Marsílea Gombata, Jornal do Brasil
RIO DE JANEIRO - Longe dos bombardeios e do ódio que permeiam as relações entre palestinos e israelenses, um universo de 1.200 lojas, 11 ruas e 15 esquinas é prova de sólidos laços fraternos entre os dois povos. Na Sociedade de Amigos e Adjacências da Rua da Alfândega (Saara), um dos principais centros comerciais do Rio, árabes e judeus buscam manter o conflito na Faixa de Gaza longe do cotidiano e preservam política de boa vizinhança há décadas.
É o caso dos donos das lojas Ville Jóias e Maik Mik Festas. Nos números 290 e 294 da Rua da Alfândega, comerciantes originários de povos diferentes se vêem unidos por histórias quase similares. Tanto o judeu dono da joalheria Vitor Malik, 63 anos, quanto o filho de sírios Badih Riche, dono da casa de festas gostam de falar sobre a mesma origem de árabes e judeus.
Se você for buscar, verá que somos filhos do mesmo pai observa Riche. Os povos árabe e judeu são, portanto, irmãos.
Torcedores do Flamengo, os vizinhos de loja concordam que o problema que afeta palestinos e israelenses é mais de caráter político do que sobre a relação entre árabes e judeus.
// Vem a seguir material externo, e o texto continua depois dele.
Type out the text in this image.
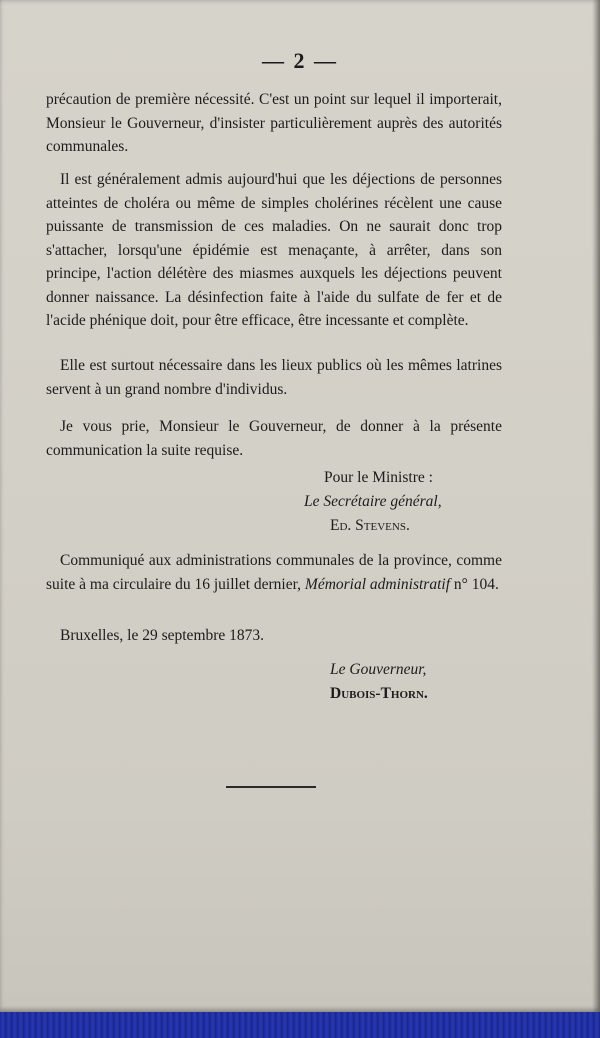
— 2 —

précaution de première nécessité. C'est un point sur lequel il importerait, Monsieur le Gouverneur, d'insister particulièrement auprès des autorités communales.

Il est généralement admis aujourd'hui que les déjections de personnes atteintes de choléra ou même de simples cholérines récèlent une cause puissante de transmission de ces maladies. On ne saurait donc trop s'attacher, lorsqu'une épidémie est menaçante, à arrêter, dans son principe, l'action délétère des miasmes auxquels les déjections peuvent donner naissance. La désinfection faite à l'aide du sulfate de fer et de l'acide phénique doit, pour être efficace, être incessante et complète.

Elle est surtout nécessaire dans les lieux publics où les mêmes latrines servent à un grand nombre d'individus.

Je vous prie, Monsieur le Gouverneur, de donner à la présente communication la suite requise.

Pour le Ministre :
Le Secrétaire général,
Ed. Stevens.

Communiqué aux administrations communales de la province, comme suite à ma circulaire du 16 juillet dernier, Mémorial administratif n° 104.

Bruxelles, le 29 septembre 1873.

Le Gouverneur,
Dubois-Thorn.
Nosso enfoque aqui é o da paz, para o nosso trabalho e ganha-pão explica Malik. Estamos preocupados com nosso vizinho, em dar bom dia, boa tarde. Haja o que houver por lá, isso não vai abalar a nossa amizade aqui.
Laços
Os laços que unem Malik e Riche vão além do ambiente de trabalho. Dizem, na verdade, respeito a uma vida inteira, que teve início com a chegada de seus pais como imigrantes.
Meus pais moravam na parte de cima da casa e trabalhavam na parte de baixo. Acabávamos frequentando as mesmas escolas lembra Riche São nossos filhos trabalhando aqui, amigos.
Na Saara, explica o judeu filho de poloneses Natahm Gotlib, 70 anos, existe uma bandeira comum entre judeus, árabes, chineses e nordestinos no dia-a-dia, na qual se busca não ferir um ao outro .
Independentemente do que acontecer lá, aqui sem dúvida vamos continuar vivendo bem prevê o dono da Shalom (paz, em hebraico) Jóias. Não vou trazer o Oriente Médio para cá.
Parte da segunda das três gerações que comandam a Casas Pedro da Rua Tomé de Souza, Said Mussallem, 75 anos filho de pai libanês e mãe síria garante nunca ter vivenciado problemas com judeus por ser árabe.
Almoçamos juntos, tomamos café juntos conta. Aqui não tem guerra nenhuma. O que existe lá é uma batalha política em que estão massacrando quem não tem nada a ver com isso. É obra dos americanos para que o mundo inteiro se divida entre um ou outro.
Simbolizando uma trégua eterna entre os povos, Mussallem fez questão de saldar seus clientes com dizeres em hebraico (Barur rachem) e árabe (Alah kibik), em cada uma
das entradas de sua loja de temperos e iguarias.
Perspectiva
O desejo de que a guerra na região de Gaza acabe é consenso de ambos os lados. Nenhum dos lados, acredita-se, pode se eximir da culpa pelas mortes de centenas de civis.
O que estão fazendo é um crime protesta Riche. Quem morre são os civis, mas nunca os governantes.
Ao prever o futuro sobre a rixa que se estende por décadas na Faixa de Gaza, Malik torce para que a paz seja alcançada na região.
Lá não deveria existir guerra, povo é povo em qualquer lugar diz Malik. Fazemos votos para que algum dia as pessoas que moram naquela região consigam viver como a gente vive aqui.